I may have sighed. “Please, just try to learn the full story here. Talk to the principal please. Get the full story.”

“So are you going to talk about it with him?” Persistence is not always a virtue.

I said, “Please just trust me. You are making things worse. You need to get the full story.”

Whether it was my words or the impatient glares of the dozens of parents in the cars behind us, I don’t know. But she took her elbows off the car and said, “Oh, I will get the full story.”

“Thank you. I think that will help,” I said and drove away.

The fifth grader in the back seat is our foster son. Let’s call him “David.” 12 years old. Been with us all school year and in less than two weeks is transitioning back home again.

And so because of this impending transition David is currently in the process of sabotaging every positive relationship he has formed over the past year. He is doing this so that when he gets back home again he will be able to talk about how much he hated it, how bad things were, how everyone treated him so poorly. This will in turn allow his home life to appear happy and healthy. (And of course we hope it truly will be.)

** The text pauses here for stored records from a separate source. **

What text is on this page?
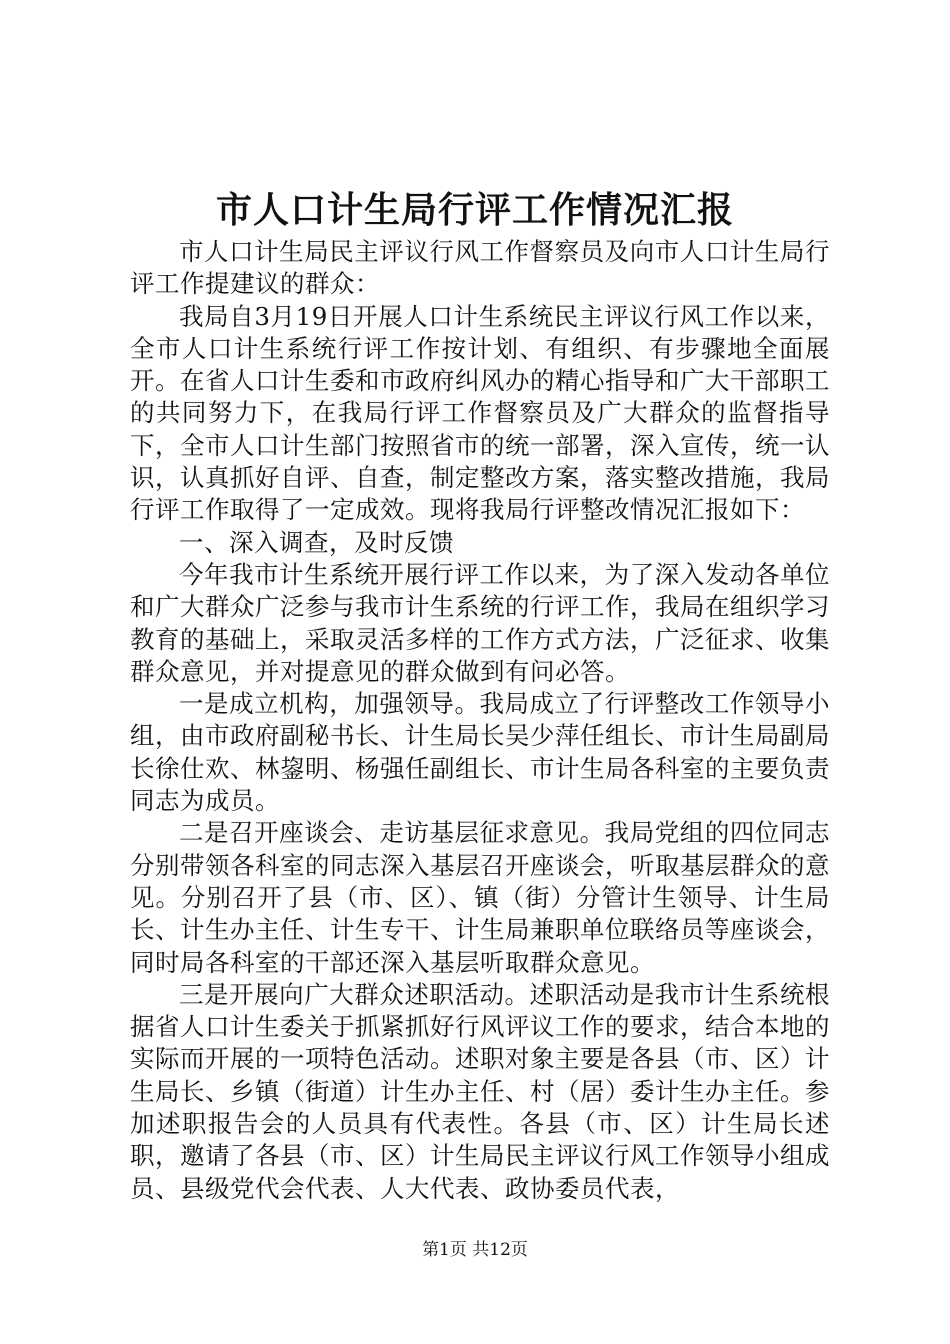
市人口计生局行评工作情况汇报

市人口计生局民主评议行风工作督察员及向市人口计生局行评工作提建议的群众：

我局自3月19日开展人口计生系统民主评议行风工作以来，全市人口计生系统行评工作按计划、有组织、有步骤地全面展开。在省人口计生委和市政府纠风办的精心指导和广大干部职工的共同努力下，在我局行评工作督察员及广大群众的监督指导下，全市人口计生部门按照省市的统一部署，深入宣传，统一认识，认真抓好自评、自查，制定整改方案，落实整改措施，我局行评工作取得了一定成效。现将我局行评整改情况汇报如下：

一、深入调查，及时反馈

今年我市计生系统开展行评工作以来，为了深入发动各单位和广大群众广泛参与我市计生系统的行评工作，我局在组织学习教育的基础上，采取灵活多样的工作方式方法，广泛征求、收集群众意见，并对提意见的群众做到有问必答。

一是成立机构，加强领导。我局成立了行评整改工作领导小组，由市政府副秘书长、计生局长吴少萍任组长、市计生局副局长徐仕欢、林鋆明、杨强任副组长、市计生局各科室的主要负责同志为成员。

二是召开座谈会、走访基层征求意见。我局党组的四位同志分别带领各科室的同志深入基层召开座谈会，听取基层群众的意见。分别召开了县（市、区）、镇（街）分管计生领导、计生局长、计生办主任、计生专干、计生局兼职单位联络员等座谈会，同时局各科室的干部还深入基层听取群众意见。

三是开展向广大群众述职活动。述职活动是我市计生系统根据省人口计生委关于抓紧抓好行风评议工作的要求，结合本地的实际而开展的一项特色活动。述职对象主要是各县（市、区）计生局长、乡镇（街道）计生办主任、村（居）委计生办主任。参加述职报告会的人员具有代表性。各县（市、区）计生局长述职，邀请了各县（市、区）计生局民主评议行风工作领导小组成员、县级党代会代表、人大代表、政协委员代表，

第1页 共12页
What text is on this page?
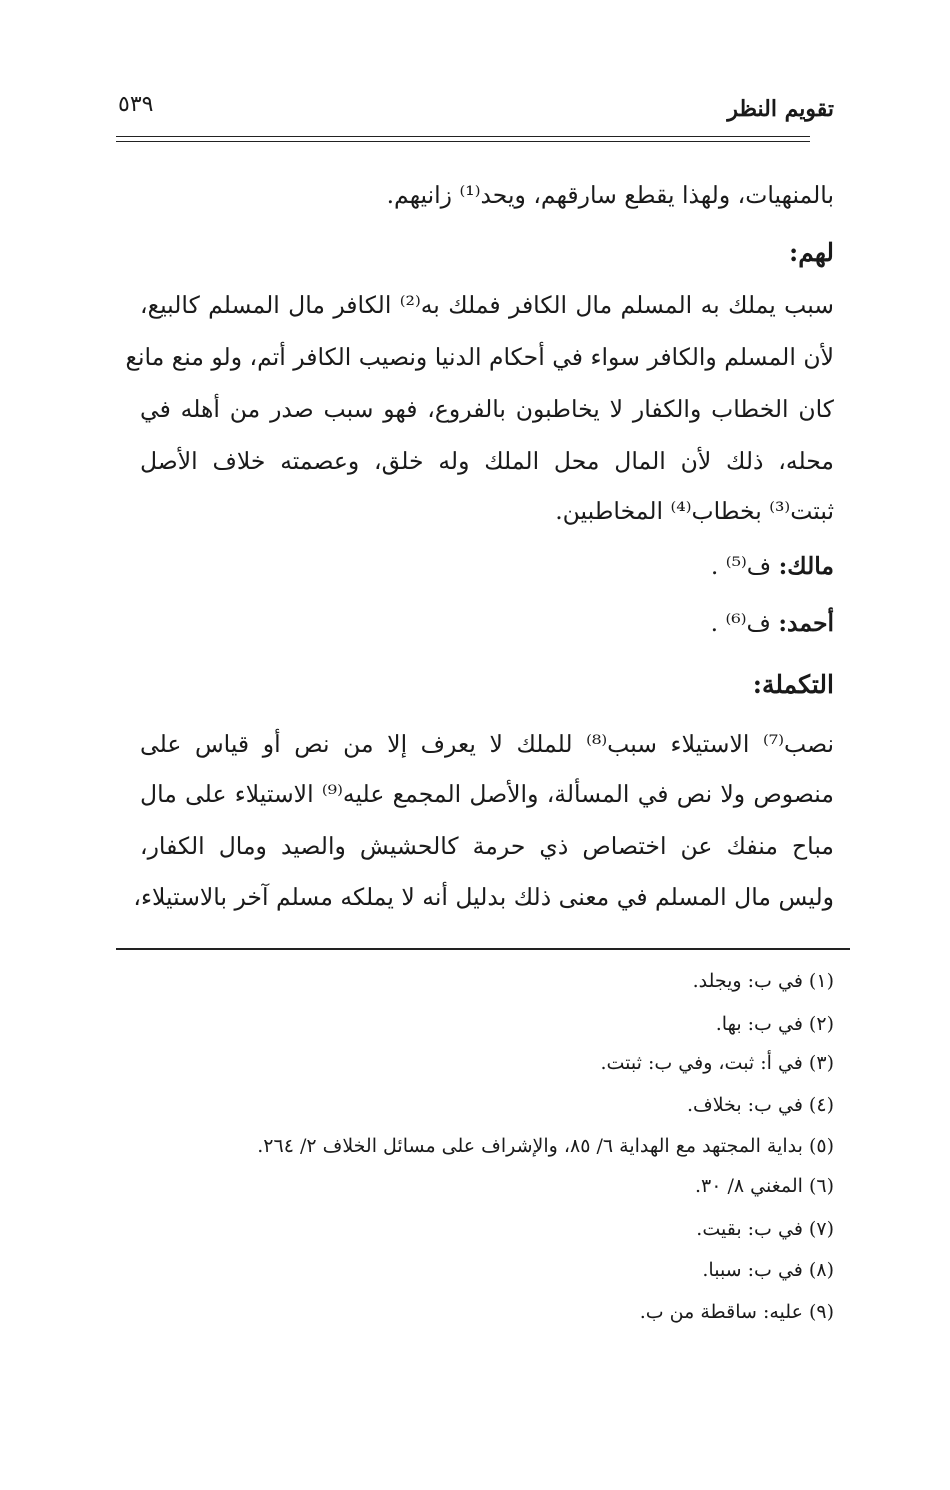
تقويم النظر
٥٣٩
بالمنهيات، ولهذا يقطع سارقهم، ويحد⁽¹⁾ زانيهم.
لهم:
سبب يملك به المسلم مال الكافر فملك به⁽²⁾ الكافر مال المسلم كالبيع،
لأن المسلم والكافر سواء في أحكام الدنيا ونصيب الكافر أتم، ولو منع مانع
كان الخطاب والكفار لا يخاطبون بالفروع، فهو سبب صدر من أهله في
محله، ذلك لأن المال محل الملك وله خلق، وعصمته خلاف الأصل
ثبتت⁽³⁾ بخطاب⁽⁴⁾ المخاطبين.
مالك: ف⁽⁵⁾ .
أحمد: ف⁽⁶⁾ .
التكملة:
نصب⁽⁷⁾ الاستيلاء سبب⁽⁸⁾ للملك لا يعرف إلا من نص أو قياس على
منصوص ولا نص في المسألة، والأصل المجمع عليه⁽⁹⁾ الاستيلاء على مال
مباح منفك عن اختصاص ذي حرمة كالحشيش والصيد ومال الكفار،
وليس مال المسلم في معنى ذلك بدليل أنه لا يملكه مسلم آخر بالاستيلاء،
(١) في ب: ويجلد.
(٢) في ب: بها.
(٣) في أ: ثبت، وفي ب: ثبتت.
(٤) في ب: بخلاف.
(٥) بداية المجتهد مع الهداية ٦/ ٨٥، والإشراف على مسائل الخلاف ٢/ ٢٦٤.
(٦) المغني ٨/ ٣٠.
(٧) في ب: بقيت.
(٨) في ب: سببا.
(٩) عليه: ساقطة من ب.
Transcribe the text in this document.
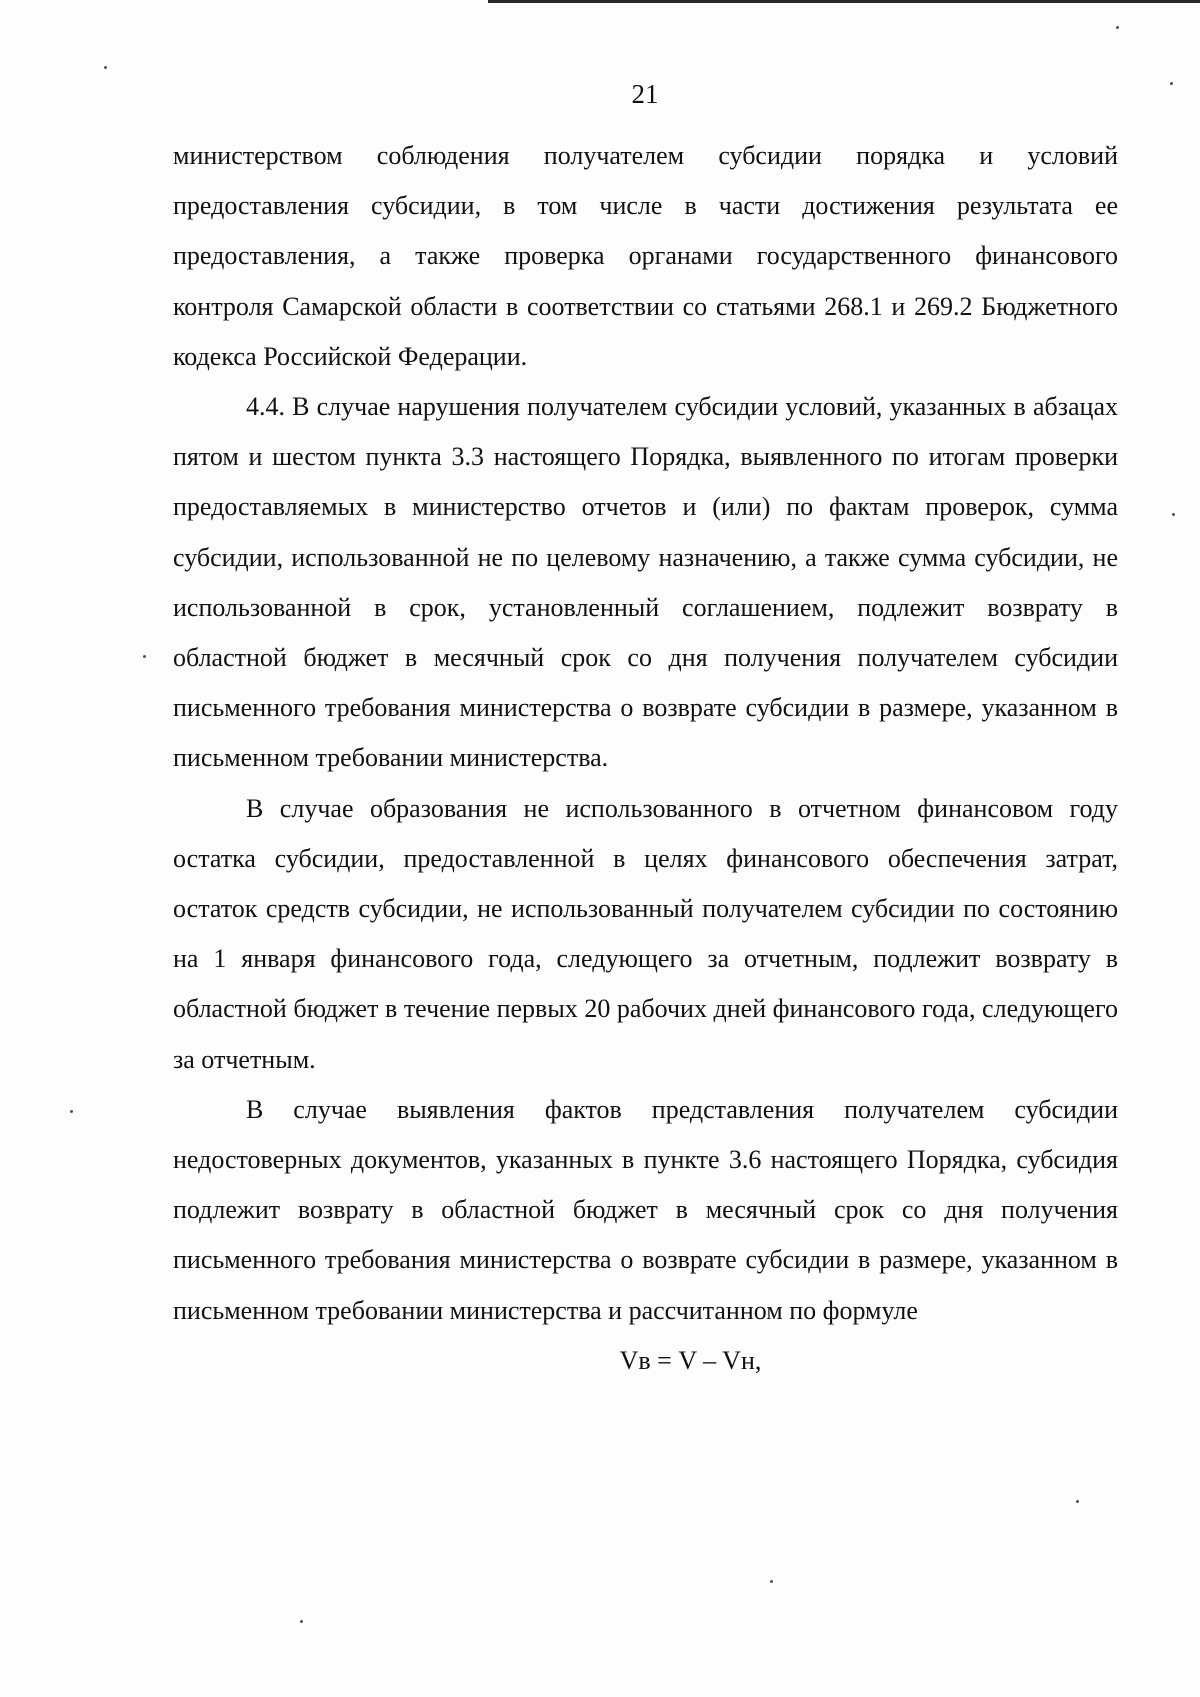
21

министерством соблюдения получателем субсидии порядка и условий предоставления субсидии, в том числе в части достижения результата ее предоставления, а также проверка органами государственного финансового контроля Самарской области в соответствии со статьями 268.1 и 269.2 Бюджетного кодекса Российской Федерации.

4.4. В случае нарушения получателем субсидии условий, указанных в абзацах пятом и шестом пункта 3.3 настоящего Порядка, выявленного по итогам проверки предоставляемых в министерство отчетов и (или) по фактам проверок, сумма субсидии, использованной не по целевому назначению, а также сумма субсидии, не использованной в срок, установленный соглашением, подлежит возврату в областной бюджет в месячный срок со дня получения получателем субсидии письменного требования министерства о возврате субсидии в размере, указанном в письменном требовании министерства.

В случае образования не использованного в отчетном финансовом году остатка субсидии, предоставленной в целях финансового обеспечения затрат, остаток средств субсидии, не использованный получателем субсидии по состоянию на 1 января финансового года, следующего за отчетным, подлежит возврату в областной бюджет в течение первых 20 рабочих дней финансового года, следующего за отчетным.

В случае выявления фактов представления получателем субсидии недостоверных документов, указанных в пункте 3.6 настоящего Порядка, субсидия подлежит возврату в областной бюджет в месячный срок со дня получения письменного требования министерства о возврате субсидии в размере, указанном в письменном требовании министерства и рассчитанном по формуле

Vв = V – Vн,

So he is sabotaging his relationships … with me, my wife Erin, our son Gabe, every teacher (including Art Teacher), the principal (who has been his biggest fan all year long – she is awesome), people at church, the kid next door that he loves to play with, and on and on. The only relationship he hasn't attempted to dismantle, as far as I can tell, is with our neighbor Rob, who lets him play basketball in his driveway.

He is infecting these relationships with bad feelings. Probably not on purpose, but at a subconscious level, in a way that would provide all kinds of fascinating material for a psychology student’s term paper. Of course we are on to him; we can see exactly what is going on and so we are trying to respond accordingly, with patience and affirmation.

But Art Teacher is clueless. Because she doesn’t know him, doesn’t know his story, doesn’t know what’s going on in his life. I am not upset with Art Teacher for telling us about David’s behavior, you understand. (She should have emailed us.) I am upset because I tried to deal with it in the way that would be most helpful, and she, out of her ignorance, would not allow that to happen.

See, when David is caught doing something inappropriate and you confront him about it, he doubles down on it. He does it more. That is especially true when you confront him about it in front of other people. And it is even worse when the other people are his peers.

He postures and puffs up and acts very “macho,” says ridiculous things like, “Well I’m gonna tell everyone that Santa isn’t real” and “Nobody really likes Michael Jackson.” And yes, that is actually hilarious, but as for addressing the actual behavior in question, it isn’t effective.

And see, I know that about him. And I know what he is going through, how the anxiety and fear about moving back home is subconsciously motivating his destructive attitudes and behaviors. Even knowing that, even knowing him … it’s hard. It hurts. It’s frustrating. It feels like failure.

And so I guess one of the reasons Art Teacher pushed a button in me yesterday is that she just knew that simply “talking with him” about it was going to fix it, and therefore I heard her “So that’s a ‘yes?’” as an indictment of our failure to help David negotiate this difficult season.

When we got home, I asked David about what Art Teacher had said. He postured, puffed up, got defensive, and explained himself to me. And so it goes.

But it was just him and me, so it was manageable. It ended with me telling him, “You are not in charge of how other people act. You are only in charge of yourself, your own choices.”

And he mumbled “I don’t care” and went to play basketball at Rob’s.

And so it goes.

At least he was getting some exercise.